起きて欲しくないことが起きた。先日から怖がっているムカデがついに自宅の中で発見された。

「勘弁してー!!」

薄暗いなか縁側沿いをこちらに迫ってくるその姿はおどろおどろしく、怖い以外の何ものでもない感情になった。すぐさまバケツを用意し捕まえ、その場はなんとかしのぐことができた。

それからのことだ。

完全にトラウマになってしまった。トラウマだと実感したのは文字通り四六時中そのことを考えていると気が付いたからだった。ムカデのことが頭から離れず常に考えている。

例えば、夕方になると外が暗くなってきて、またあの恐ろしい姿が現れるのではないかとソワソワしたり、無性に足元が気になったり、靴紐がムカデに見えてびっくりしたり、お風呂場の床や天井を無駄に観察するようになったり、虫除けを必要以上に撒いたり、いろいろだ。

ひどいのは最近ほぼ毎日ムカデの夢を見ること。

被害者の経験談によると、夜中布団に侵入してきて噛みつくこともあるらしく、その話が頭にこびりついてしまったのだ。私は怯えている。朝から夜までずっと。

***

「どうしようも出来ないことに振り回されている」

これまでの人生で経験したトラウマはそう多くはないが、最も刻まれた出来事はとある人が原因だった。

四六時中恐怖に怯え、自分ではどうにもできない自分以外の生き物(人間を含む)の行動に振り回され、嫌悪感を抱くしか方法がなかった。

トラウマはいつも自分を狂わせる。

対象は次にどんな行動を取るかも予測不能であり、最低限の対策しかできずあとはただただ怯えて過ごすだけ。どうすることもできずひたすら怯えて生きることほど気持ちが沈むものはない。

対象に嫌悪感を示すと同時に、自分の想像力も憎んだ。

だって何かに怯えるのはまだ起きていない未来を予測しているものだから。

実際ムカデが布団に入ってきたことはまだないし、噛まれたわけでもない。それでも四六時中怯えているのはあくまで自分自身で最悪の出来事を想像しているからなのだ。そう考えたら少し悪い気もしてくる。想像の生き物にヒヤヒヤしてたんだ。

去年の今頃はまだこの古民家に住んでいなかったわけで、ムカデにとってみたら私は急に住まいを横取りした悪しきヤツなのかもしれない。

ムカデが出てしまうのはどうしようもなく仕方のないことだけれども、せめてこれからくる未来には、悪いことを想像しちゃっても実際には起きないと確信できる仕組みがあったらいいのにと思う。もっといいのは悪いこと事体を想像しなくて済む穏やかな世界がやってくること。

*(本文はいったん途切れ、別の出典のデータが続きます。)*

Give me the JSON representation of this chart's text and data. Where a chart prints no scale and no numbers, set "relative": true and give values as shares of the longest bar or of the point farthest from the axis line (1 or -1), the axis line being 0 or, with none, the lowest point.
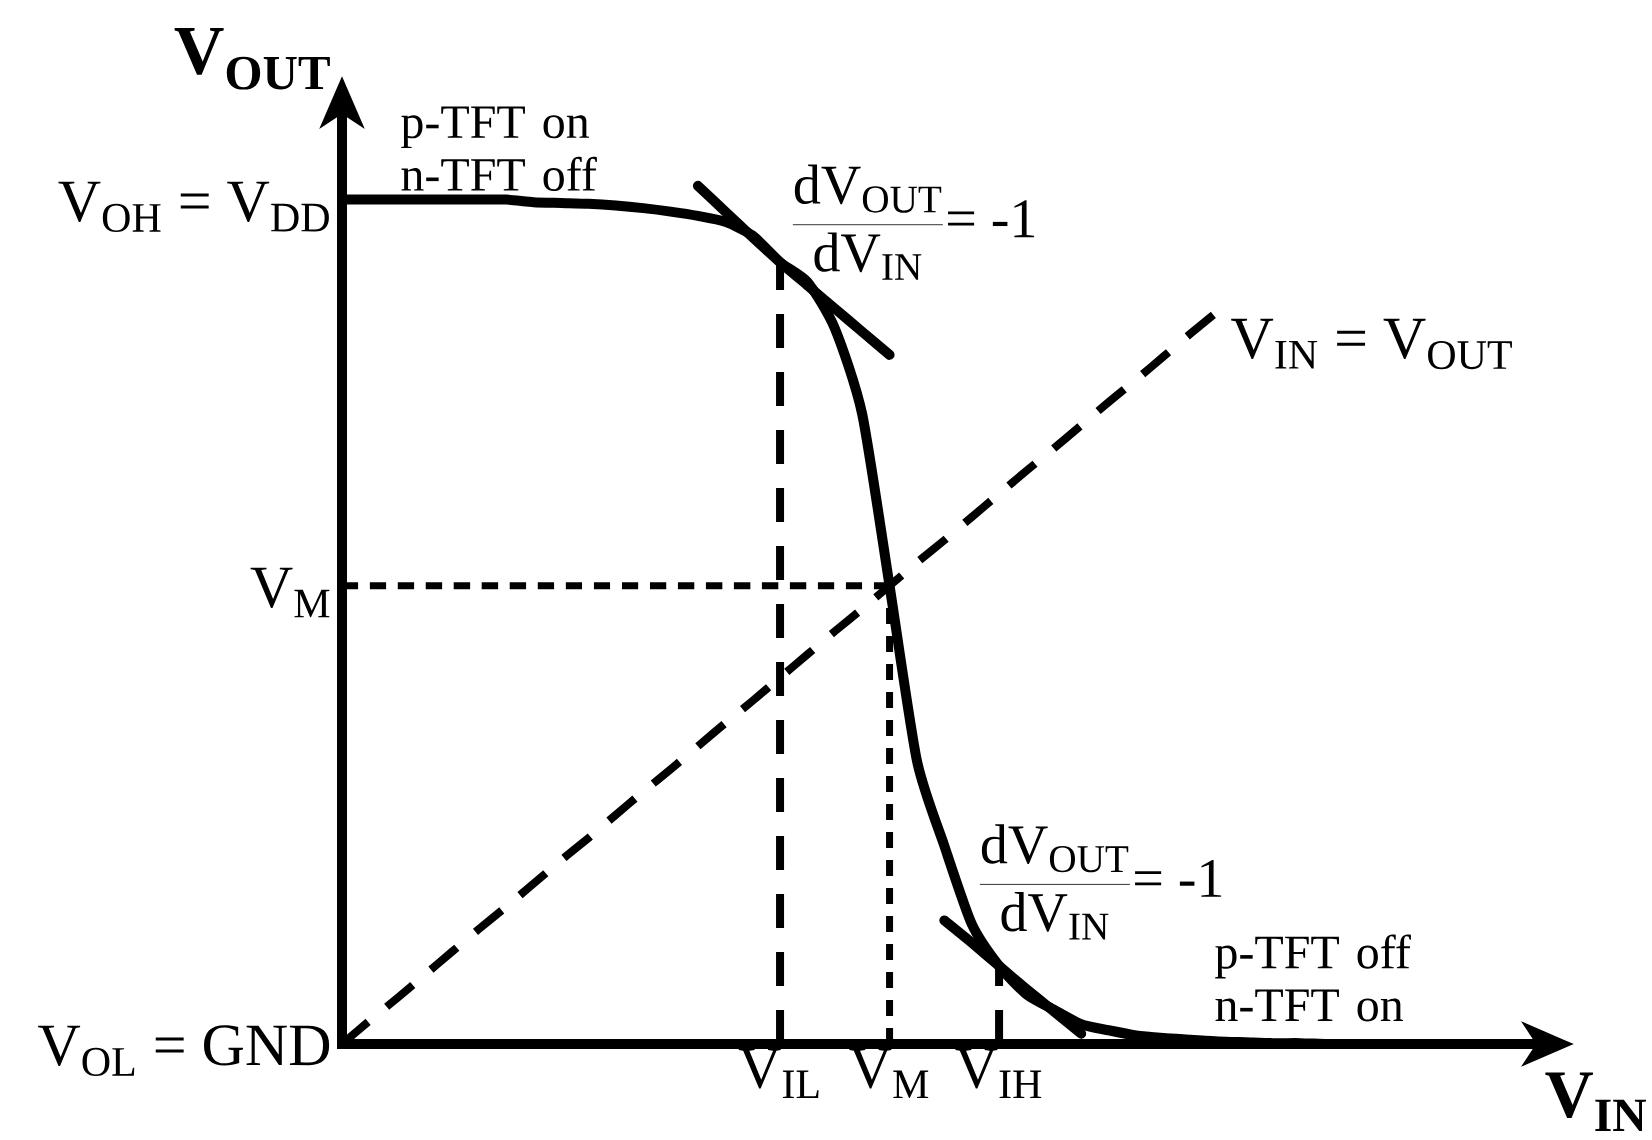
{
  "chart_data": {
    "type": "line",
    "relative": true,
    "xlabel": "V$_{IN}$",
    "ylabel": "V$_{OUT}$",
    "categories": [
      null,
      null,
      null,
      null,
      null,
      null,
      null,
      null,
      null,
      null,
      null,
      null,
      null,
      null,
      null,
      null,
      "V$_{IL}$",
      null,
      null,
      null,
      "V$_{M}$",
      null,
      null,
      null,
      "V$_{IH}$",
      null,
      null,
      null,
      null,
      null,
      null,
      null,
      null,
      null,
      null,
      null,
      null,
      null,
      null,
      null,
      null,
      null,
      null,
      null,
      null
    ],
    "series": [
      {
        "color": "#000000",
        "values": [
          0.984,
          0.984,
          0.984,
          0.984,
          0.984,
          0.984,
          0.984,
          0.981,
          0.98,
          0.979,
          0.977,
          0.974,
          0.97,
          0.965,
          0.958,
          0.942,
          0.911,
          0.888,
          0.834,
          0.734,
          0.534,
          0.33,
          0.231,
          0.14,
          0.091,
          0.058,
          0.04,
          0.023,
          0.016,
          0.01,
          0.007,
          0.005,
          0.003,
          0.002,
          0.001,
          0.001,
          0,
          0,
          0,
          0,
          0,
          null,
          null,
          null,
          null
        ]
      },
      {
        "name": "V$_{IN}$ = V$_{OUT}$",
        "color": "#000000",
        "line_style": "dashed",
        "values": [
          0,
          0.027,
          0.053,
          0.08,
          0.107,
          0.134,
          0.16,
          0.187,
          0.214,
          0.24,
          0.267,
          0.294,
          0.32,
          0.347,
          0.374,
          0.4,
          0.427,
          0.454,
          0.481,
          0.507,
          0.534,
          0.561,
          0.587,
          0.614,
          0.641,
          0.668,
          0.694,
          0.721,
          0.748,
          0.774,
          0.801,
          0.828,
          0.854,
          null,
          null,
          null,
          null,
          null,
          null,
          null,
          null,
          null,
          null,
          null,
          null
        ]
      },
      {
        "color": "#000000",
        "values": [
          null,
          null,
          null,
          null,
          null,
          null,
          null,
          null,
          null,
          null,
          null,
          null,
          null,
          1,
          0.97,
          0.94,
          0.911,
          0.884,
          0.857,
          0.83,
          0.803,
          null,
          null,
          null,
          null,
          null,
          null,
          null,
          null,
          null,
          null,
          null,
          null,
          null,
          null,
          null,
          null,
          null,
          null,
          null,
          null,
          null,
          null,
          null,
          null
        ]
      },
      {
        "color": "#000000",
        "values": [
          null,
          null,
          null,
          null,
          null,
          null,
          null,
          null,
          null,
          null,
          null,
          null,
          null,
          null,
          null,
          null,
          null,
          null,
          null,
          null,
          null,
          null,
          0.144,
          0.118,
          0.091,
          0.064,
          0.038,
          0.012,
          null,
          null,
          null,
          null,
          null,
          null,
          null,
          null,
          null,
          null,
          null,
          null,
          null,
          null,
          null,
          null,
          null
        ]
      },
      {
        "color": "#000000",
        "line_style": "dotted",
        "values": [
          0.534,
          0.534,
          0.534,
          0.534,
          0.534,
          0.534,
          0.534,
          0.534,
          0.534,
          0.534,
          0.534,
          0.534,
          0.534,
          0.534,
          0.534,
          0.534,
          0.534,
          0.534,
          0.534,
          0.534,
          0.534,
          null,
          null,
          null,
          null,
          null,
          null,
          null,
          null,
          null,
          null,
          null,
          null,
          null,
          null,
          null,
          null,
          null,
          null,
          null,
          null,
          null,
          null,
          null,
          null
        ]
      }
    ],
    "ref_lines": [
      {
        "axis": "x",
        "value": "V$_{IL}$",
        "line_style": "dashed"
      },
      {
        "axis": "x",
        "value": "V$_{M}$",
        "line_style": "dotted"
      },
      {
        "axis": "x",
        "value": "V$_{IH}$",
        "line_style": "dashed"
      }
    ],
    "annotations": [
      "V$_{OH}$ = V$_{DD}$",
      "V$_{M}$",
      "V$_{OL}$ = GND",
      "p-TFT on n-TFT off",
      "p-TFT off n-TFT on",
      {
        "text": "\\frac{\\mathrm{dV_{OUT}}}{\\mathrm{dV_{IN}}}\\hbox{= -1}",
        "x": "V$_{IL}$",
        "y": 0.911
      },
      {
        "text": "\\frac{\\mathrm{dV_{OUT}}}{\\mathrm{dV_{IN}}}\\hbox{= -1}",
        "x": "V$_{IH}$",
        "y": 0.091
      }
    ]
  }
}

想像力は人によって異なるものだけど、私のように起きていない事柄をひどく心配する人もいるから。

***

写真 2020-05-23 15 00 40

「ハーブを大量に植えたい」

夫に報告した。ハーブはいろいろな虫除けに効果があって、ムカデにも有効らしい。お互いの住処を荒らさないように境界線を作る作戦だ。

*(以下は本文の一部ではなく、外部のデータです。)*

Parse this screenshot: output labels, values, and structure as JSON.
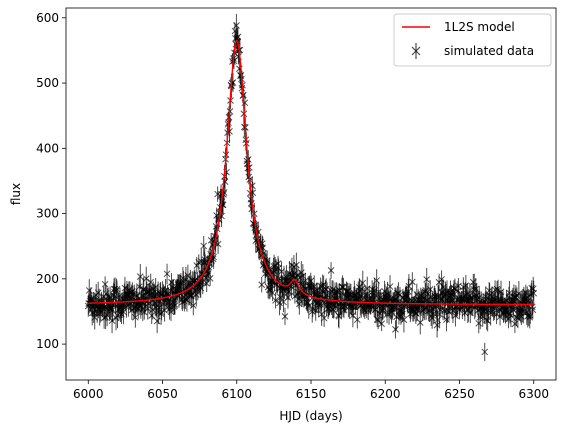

バケツをひっくり返したら、ちゃっかりそこにいて心臓が飛び出るほど驚くことだってあるけれど、せっかく同じ敷地に住んでいるんだもんね。

なーんて、そこまで優しくはなれないけれどこの土地で共に生きる者同士仲良くやりたい、とまでは思えるようにトラウマを克服してきた。

そのとき必要なことに必要な分だけ、ありがたく使わせていただきます。